OpenBLAS: Multi-Thread & Speed Problem

Hi, everyone I am not sure that if the speed I got is the quickest result, so I wanna make for sure here, and in my opinion, It can be faster. I ran a test.c like this:

#include <stdio.h>
#include "/usr/local/openblas_a9/include/cblas.h"
#include <time.h>
#include <stdlib.h>
#define random(x)(rand()%x)

void main()
{
   int M=160*160,K=32*9,N=64;
   int i;
   float* A=(float*)malloc(sizeof(float)*M*K);
   for(i=0;i<M*K;i++)
   {
      A[K]=(float)random(10);
    }

   float* B=(float*)malloc(sizeof(float)*N*K);
   for(i=0;i<N*K;i++)
   {
      B[K]=(float)random(10);
    }
   float* C=(float*)malloc(sizeof(float)*N*M);
   
   float alpha=1;
   float beta=0;
   int lda=K;
   int ldb=N;
   int ldc=N;
   
   clock_t start1,end1;
   start1=clock();
   cblas_sgemm(CblasRowMajor,CblasNoTrans,CblasNoTrans,M,N,K,alpha,A,lda,B,ldb,beta,C,ldc);
   end1=clock();
   printf("timeusing:%lf",((double)end1 - (double)start1)/ CLOCKS_PER_SEC);
   printf("\n");
}

Before I compiled it I tried to use the multi-threads, I inputed this in my ubuntu teminal export OPENBLAS_NUM_THREADS=4 Then I compiled this test.c by using this instruction : arm-linux-gnueabihf-gcc -static -o test test.c -I /usr/local/openblas_a9/include/ -L /usr/local/openblas_a9/lib /usr/local/openblas_a9/lib/libopenblas.a -lpthread -lgfortran -std=c99 -mcpu=cortex-a9 -mfpu=neon-fp16 -mfloat-abi=hard -O3 -ffast-math

The CPU that run the executable file is exynos4412 cortex-a9

the time that cblas_sgemm used is around 0.48s. If I didn’t input export OPENBLAS_NUM_THREADS=4 the time is 0.68s

I wanna know that if I did something wrong when I use openblas to caculate the matrix and if the speed is reasonable, if not , how can I speed up?

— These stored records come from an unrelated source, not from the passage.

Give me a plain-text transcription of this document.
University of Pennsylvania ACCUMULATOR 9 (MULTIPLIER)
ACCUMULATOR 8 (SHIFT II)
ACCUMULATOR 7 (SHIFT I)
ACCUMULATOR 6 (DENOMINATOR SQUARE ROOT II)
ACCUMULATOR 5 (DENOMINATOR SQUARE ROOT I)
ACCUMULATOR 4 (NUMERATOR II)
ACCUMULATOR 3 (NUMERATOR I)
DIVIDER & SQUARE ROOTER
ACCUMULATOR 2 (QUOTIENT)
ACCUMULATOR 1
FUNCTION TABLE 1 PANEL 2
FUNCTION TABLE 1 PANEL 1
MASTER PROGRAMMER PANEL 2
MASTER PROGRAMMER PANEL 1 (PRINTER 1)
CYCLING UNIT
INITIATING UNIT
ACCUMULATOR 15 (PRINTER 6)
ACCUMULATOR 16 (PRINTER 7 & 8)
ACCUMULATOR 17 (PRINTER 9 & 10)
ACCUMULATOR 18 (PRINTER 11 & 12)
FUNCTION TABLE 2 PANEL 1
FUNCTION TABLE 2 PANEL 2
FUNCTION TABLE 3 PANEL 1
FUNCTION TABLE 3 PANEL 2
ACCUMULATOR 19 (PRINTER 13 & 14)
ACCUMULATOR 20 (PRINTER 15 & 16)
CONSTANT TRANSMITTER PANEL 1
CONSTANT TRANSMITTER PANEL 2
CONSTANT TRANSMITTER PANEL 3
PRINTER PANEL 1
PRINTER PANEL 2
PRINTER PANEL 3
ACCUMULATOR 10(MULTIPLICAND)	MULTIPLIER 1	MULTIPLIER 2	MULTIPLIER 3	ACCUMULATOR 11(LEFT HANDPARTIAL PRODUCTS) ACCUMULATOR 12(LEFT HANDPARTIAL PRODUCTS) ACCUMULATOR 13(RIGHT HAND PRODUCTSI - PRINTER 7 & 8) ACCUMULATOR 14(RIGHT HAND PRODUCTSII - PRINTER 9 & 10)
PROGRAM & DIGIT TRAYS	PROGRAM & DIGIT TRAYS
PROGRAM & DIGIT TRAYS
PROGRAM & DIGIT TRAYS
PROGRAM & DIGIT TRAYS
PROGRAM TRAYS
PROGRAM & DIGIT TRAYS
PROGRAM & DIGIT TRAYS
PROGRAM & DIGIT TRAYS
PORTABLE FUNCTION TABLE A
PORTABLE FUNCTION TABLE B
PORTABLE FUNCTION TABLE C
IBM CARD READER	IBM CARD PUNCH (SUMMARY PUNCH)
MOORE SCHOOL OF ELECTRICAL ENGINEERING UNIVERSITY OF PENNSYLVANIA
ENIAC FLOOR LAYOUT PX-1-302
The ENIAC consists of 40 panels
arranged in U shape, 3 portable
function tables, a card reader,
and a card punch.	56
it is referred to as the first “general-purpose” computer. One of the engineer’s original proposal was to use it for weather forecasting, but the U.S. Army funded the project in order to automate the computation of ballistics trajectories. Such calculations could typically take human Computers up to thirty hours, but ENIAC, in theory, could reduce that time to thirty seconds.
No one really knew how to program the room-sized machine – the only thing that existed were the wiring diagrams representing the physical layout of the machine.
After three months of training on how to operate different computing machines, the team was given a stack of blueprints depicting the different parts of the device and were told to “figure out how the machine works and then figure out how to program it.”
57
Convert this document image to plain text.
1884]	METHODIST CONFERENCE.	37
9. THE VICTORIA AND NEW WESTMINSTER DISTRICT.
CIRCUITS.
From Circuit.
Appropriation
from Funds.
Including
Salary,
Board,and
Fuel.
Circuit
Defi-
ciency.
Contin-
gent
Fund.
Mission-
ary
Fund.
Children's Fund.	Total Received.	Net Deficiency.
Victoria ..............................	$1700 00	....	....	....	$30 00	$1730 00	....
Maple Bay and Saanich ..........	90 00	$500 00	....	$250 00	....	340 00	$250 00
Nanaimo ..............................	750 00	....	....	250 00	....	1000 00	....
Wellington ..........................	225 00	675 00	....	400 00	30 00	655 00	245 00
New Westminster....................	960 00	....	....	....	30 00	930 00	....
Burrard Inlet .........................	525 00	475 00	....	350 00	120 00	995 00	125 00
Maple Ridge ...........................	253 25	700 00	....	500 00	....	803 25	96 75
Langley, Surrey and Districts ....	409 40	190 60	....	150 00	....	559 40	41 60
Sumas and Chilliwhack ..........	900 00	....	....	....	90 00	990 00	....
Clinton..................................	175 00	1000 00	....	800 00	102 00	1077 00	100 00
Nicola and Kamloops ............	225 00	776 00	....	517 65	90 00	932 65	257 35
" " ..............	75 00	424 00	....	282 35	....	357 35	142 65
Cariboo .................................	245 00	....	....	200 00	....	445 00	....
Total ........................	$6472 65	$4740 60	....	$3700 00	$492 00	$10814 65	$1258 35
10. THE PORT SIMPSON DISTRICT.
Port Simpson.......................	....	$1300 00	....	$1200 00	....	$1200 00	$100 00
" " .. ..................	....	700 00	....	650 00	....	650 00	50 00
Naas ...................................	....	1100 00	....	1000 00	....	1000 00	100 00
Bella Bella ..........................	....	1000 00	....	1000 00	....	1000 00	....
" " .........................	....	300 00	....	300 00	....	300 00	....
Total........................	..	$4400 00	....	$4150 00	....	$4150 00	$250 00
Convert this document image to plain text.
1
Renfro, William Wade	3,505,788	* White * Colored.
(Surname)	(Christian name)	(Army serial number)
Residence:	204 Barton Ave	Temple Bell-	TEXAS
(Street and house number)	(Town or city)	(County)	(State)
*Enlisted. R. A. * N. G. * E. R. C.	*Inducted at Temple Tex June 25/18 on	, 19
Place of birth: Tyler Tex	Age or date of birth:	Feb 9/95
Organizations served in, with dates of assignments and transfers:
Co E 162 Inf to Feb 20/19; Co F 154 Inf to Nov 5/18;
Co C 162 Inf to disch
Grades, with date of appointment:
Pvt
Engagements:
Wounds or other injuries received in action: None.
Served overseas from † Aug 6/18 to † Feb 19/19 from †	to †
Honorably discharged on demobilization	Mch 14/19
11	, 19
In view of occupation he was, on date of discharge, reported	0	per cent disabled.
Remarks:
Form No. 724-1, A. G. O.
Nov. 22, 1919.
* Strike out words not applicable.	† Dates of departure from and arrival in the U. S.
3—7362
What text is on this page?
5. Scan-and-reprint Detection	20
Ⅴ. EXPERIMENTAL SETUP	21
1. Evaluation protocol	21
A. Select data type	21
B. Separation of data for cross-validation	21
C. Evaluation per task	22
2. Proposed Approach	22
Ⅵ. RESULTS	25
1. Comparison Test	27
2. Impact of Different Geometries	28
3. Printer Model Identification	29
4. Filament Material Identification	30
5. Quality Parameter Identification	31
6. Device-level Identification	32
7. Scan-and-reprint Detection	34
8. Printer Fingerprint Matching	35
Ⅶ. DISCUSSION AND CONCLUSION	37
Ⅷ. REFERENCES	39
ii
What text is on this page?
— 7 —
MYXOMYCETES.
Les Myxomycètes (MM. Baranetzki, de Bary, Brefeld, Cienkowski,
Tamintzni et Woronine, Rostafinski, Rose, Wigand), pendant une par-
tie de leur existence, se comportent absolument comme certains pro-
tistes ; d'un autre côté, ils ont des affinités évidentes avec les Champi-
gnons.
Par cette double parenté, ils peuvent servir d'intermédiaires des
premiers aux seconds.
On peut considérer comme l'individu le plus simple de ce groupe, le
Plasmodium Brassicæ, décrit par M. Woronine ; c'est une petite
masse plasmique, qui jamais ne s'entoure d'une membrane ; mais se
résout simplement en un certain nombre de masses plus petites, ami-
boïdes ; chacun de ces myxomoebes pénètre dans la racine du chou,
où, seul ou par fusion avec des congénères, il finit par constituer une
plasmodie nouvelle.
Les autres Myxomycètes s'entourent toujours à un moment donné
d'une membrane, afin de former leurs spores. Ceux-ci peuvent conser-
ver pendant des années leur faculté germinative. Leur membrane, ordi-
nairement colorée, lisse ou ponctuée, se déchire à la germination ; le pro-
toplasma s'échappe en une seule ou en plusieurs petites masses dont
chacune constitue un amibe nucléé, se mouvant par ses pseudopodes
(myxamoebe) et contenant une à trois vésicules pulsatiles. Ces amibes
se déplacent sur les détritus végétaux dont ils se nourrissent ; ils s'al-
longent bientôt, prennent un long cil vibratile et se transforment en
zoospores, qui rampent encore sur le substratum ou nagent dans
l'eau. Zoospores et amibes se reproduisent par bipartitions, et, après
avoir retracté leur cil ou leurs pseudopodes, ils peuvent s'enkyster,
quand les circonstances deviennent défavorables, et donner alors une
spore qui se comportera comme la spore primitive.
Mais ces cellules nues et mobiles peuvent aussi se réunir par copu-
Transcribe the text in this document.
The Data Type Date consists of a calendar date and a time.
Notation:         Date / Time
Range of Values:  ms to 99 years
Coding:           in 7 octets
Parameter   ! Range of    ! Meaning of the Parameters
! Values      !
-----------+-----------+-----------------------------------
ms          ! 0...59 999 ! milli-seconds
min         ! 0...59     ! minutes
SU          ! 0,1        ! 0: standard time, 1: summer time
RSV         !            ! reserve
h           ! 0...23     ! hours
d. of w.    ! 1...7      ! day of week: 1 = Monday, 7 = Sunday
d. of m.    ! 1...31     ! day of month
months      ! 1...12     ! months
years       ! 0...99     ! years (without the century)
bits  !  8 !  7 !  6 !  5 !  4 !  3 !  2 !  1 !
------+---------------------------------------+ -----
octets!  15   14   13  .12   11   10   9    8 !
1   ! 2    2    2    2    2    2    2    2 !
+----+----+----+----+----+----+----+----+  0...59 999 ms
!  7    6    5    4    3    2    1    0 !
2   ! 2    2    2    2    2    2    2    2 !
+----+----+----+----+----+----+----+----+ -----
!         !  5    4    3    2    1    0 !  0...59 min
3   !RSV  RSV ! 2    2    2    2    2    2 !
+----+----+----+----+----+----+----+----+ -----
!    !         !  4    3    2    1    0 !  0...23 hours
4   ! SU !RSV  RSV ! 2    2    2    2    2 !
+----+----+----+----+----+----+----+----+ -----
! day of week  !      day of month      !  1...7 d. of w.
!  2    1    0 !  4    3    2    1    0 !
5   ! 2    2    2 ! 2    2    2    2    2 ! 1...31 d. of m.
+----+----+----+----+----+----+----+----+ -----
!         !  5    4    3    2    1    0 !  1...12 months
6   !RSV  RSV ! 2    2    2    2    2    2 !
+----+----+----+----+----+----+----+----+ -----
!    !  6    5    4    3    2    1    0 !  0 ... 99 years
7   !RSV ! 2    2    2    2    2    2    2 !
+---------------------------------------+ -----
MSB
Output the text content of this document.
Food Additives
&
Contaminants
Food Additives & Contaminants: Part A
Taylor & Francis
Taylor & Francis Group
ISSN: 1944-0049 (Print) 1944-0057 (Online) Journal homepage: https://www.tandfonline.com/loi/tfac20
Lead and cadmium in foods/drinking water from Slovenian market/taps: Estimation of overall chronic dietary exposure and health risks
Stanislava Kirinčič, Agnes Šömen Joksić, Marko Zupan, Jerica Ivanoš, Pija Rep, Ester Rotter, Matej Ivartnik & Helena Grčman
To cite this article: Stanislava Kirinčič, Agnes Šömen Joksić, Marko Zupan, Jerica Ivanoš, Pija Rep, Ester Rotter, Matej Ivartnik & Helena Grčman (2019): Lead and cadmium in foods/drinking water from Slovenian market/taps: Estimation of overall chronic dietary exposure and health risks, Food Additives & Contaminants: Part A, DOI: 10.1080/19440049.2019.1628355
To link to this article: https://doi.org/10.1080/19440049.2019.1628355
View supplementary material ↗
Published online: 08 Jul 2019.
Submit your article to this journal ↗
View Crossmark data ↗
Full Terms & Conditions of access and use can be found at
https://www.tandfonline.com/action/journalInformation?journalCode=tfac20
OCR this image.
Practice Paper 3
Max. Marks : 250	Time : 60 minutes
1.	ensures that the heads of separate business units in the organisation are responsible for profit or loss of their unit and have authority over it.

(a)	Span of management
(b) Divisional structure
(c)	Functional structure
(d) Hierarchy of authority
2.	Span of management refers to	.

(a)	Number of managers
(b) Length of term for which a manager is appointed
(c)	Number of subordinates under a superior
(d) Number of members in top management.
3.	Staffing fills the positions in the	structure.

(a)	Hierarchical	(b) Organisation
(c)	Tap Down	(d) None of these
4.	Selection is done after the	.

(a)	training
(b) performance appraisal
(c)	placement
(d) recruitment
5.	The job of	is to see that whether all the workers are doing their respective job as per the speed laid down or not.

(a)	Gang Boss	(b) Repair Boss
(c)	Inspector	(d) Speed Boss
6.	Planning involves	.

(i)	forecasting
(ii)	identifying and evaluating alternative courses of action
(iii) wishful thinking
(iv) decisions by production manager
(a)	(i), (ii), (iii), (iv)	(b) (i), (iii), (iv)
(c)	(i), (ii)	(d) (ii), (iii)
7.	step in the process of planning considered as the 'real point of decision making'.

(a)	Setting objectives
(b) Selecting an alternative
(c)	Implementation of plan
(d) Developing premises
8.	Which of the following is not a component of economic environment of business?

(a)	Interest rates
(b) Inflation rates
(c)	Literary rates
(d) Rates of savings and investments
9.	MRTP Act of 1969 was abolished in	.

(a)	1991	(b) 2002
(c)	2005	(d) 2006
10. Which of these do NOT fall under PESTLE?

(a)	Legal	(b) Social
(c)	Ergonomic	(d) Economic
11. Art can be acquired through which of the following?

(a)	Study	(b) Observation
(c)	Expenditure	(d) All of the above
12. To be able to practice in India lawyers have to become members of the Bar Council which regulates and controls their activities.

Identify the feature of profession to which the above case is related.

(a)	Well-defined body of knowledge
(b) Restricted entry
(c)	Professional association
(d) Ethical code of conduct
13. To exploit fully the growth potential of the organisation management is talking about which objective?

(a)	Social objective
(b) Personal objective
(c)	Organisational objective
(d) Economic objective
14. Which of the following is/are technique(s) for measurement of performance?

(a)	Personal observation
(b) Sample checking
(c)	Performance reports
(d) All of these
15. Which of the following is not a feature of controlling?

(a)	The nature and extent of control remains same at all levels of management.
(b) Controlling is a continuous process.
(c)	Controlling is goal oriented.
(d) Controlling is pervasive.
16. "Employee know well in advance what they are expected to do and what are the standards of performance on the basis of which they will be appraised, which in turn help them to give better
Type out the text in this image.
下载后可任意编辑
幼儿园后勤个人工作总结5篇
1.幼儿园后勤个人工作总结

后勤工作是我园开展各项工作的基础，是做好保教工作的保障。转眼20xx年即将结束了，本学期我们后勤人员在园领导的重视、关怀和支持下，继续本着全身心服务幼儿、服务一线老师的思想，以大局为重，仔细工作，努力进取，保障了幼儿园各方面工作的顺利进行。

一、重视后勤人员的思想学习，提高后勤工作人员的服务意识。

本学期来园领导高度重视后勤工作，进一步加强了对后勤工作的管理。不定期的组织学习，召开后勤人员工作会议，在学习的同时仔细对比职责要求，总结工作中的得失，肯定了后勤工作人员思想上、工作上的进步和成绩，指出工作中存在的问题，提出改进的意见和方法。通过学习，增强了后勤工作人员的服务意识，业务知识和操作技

Thanks for your attention!

About this issue

  • Original URL
  • State: closed
  • Created 4 years ago
  • Comments: 27 (3 by maintainers)

Most upvoted comments

Pretty sure now that by using clock() you are measuring the sum of processor time across all threads. When I rewrite it to calculate elapsed time rather than cpu time, single thread is still at 0.29s but with four threads it completes in 0.09s (0.16 for two threads, 0.12 with three threads). This is with the small changes from the old “optimized for deep learning” branch, i.e. https://github.com/xianyi/OpenBLAS/commit/92058a75e2cc1e46e73e2784f691a2bcb2f9aef9 (I believe I can only test with softfp on my Tinkerboard running Linaro, but I see no reason why hardfp would be different).